Behind him I could see where walls had been torn out about 18 inches above the floor in order to remove wet insulation. I didn't even want to think about the small kitchen where the vinyl floor had to be ripped out, and cabinets moved in order to reach all of the flooring.
It was a mess. We weren't able to hold church services there last Sunday. But, yes, I had to agree that it could've been worse.
Just consider the fact that on the day I discovered the problem, I almost didn't go to the church due to a full day of meetings elsewhere. If I hadn't decided (or been providentially led) to drop by the church for a few minutes early that morning, the water may have run for another day and done much more damage before being stopped.
Sometimes when we're facing difficulties and trials we do try to console ourselves with the idea that it could be worse.
Recently, one of my friends at a nursing home was dealing with a rather painful physical condition. During the course of our conversation she detailed a number of the aches and pains she has to endure at this point in life. But then she commented on how she looks around at some of the other people in her place of residence and she realizes that it could be worse.
As I've heard others voice similar sentiments in the face of hard times, I've wondered to what extent the Bible supports such a point of view. If you think of any examples, let me know.
One that came to my mind is from the book of Hebrews in the context of referring to Christ's suffering. "For consider Him who endured such hostility from sinners against Himself, lest you become weary and discouraged in your souls. You have not yet resisted to bloodshed, striving against sin" (Hebrews 12:3-4).
In other words, you may be suffering, but it could be worse.
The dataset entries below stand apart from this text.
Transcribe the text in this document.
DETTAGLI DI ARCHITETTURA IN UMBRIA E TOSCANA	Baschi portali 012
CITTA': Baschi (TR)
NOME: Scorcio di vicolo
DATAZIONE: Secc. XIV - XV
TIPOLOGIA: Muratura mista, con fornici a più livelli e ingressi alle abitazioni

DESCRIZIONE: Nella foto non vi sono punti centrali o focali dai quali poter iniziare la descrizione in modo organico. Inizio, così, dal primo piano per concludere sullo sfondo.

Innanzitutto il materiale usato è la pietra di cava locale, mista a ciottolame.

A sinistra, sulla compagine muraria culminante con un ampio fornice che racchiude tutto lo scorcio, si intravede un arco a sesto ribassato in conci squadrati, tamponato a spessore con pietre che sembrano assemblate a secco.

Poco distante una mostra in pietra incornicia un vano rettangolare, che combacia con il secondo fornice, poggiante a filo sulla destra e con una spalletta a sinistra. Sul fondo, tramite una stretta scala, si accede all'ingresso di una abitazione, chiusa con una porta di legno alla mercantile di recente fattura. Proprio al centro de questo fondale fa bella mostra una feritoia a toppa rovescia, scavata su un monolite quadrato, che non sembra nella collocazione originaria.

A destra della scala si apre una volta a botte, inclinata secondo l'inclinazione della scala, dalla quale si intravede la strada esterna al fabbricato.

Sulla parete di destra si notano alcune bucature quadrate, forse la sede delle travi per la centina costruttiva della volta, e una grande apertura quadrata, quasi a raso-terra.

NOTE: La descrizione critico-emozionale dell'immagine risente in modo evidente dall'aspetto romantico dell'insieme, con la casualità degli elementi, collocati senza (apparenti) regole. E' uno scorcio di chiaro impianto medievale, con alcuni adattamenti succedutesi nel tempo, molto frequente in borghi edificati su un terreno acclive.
However, God's Word takes this subject matter to an even higher level. It's not just the idea that our circumstances could be worse. We can also have an assurance that God is working even through the difficulties to bring about good things in our lives.
In that same chapter of Hebrews, it goes on to refer to how God can use some of those painful experiences in life to make us better, more godly people. Elsewhere, the scriptures indicate that we can glory in our tribulations because we know that they produce such good qualities in us as perseverance, character, and hope (Romans 5:3-4).
No, we weren't able to hold worship services in our building Sunday. But we had a wonderful time of intimate worship and warm fellowship at one of our member's homes.
Yes, our building is a mess. But our furnishings survived the ordeal in good condition.And when everything gets restored, it may be in better shape than it was before.
Whatever difficulties you're facing today, don't be discouraged. Remember things could be worse. But also go a step further and look for God to use these trials to bring good things into your life and character.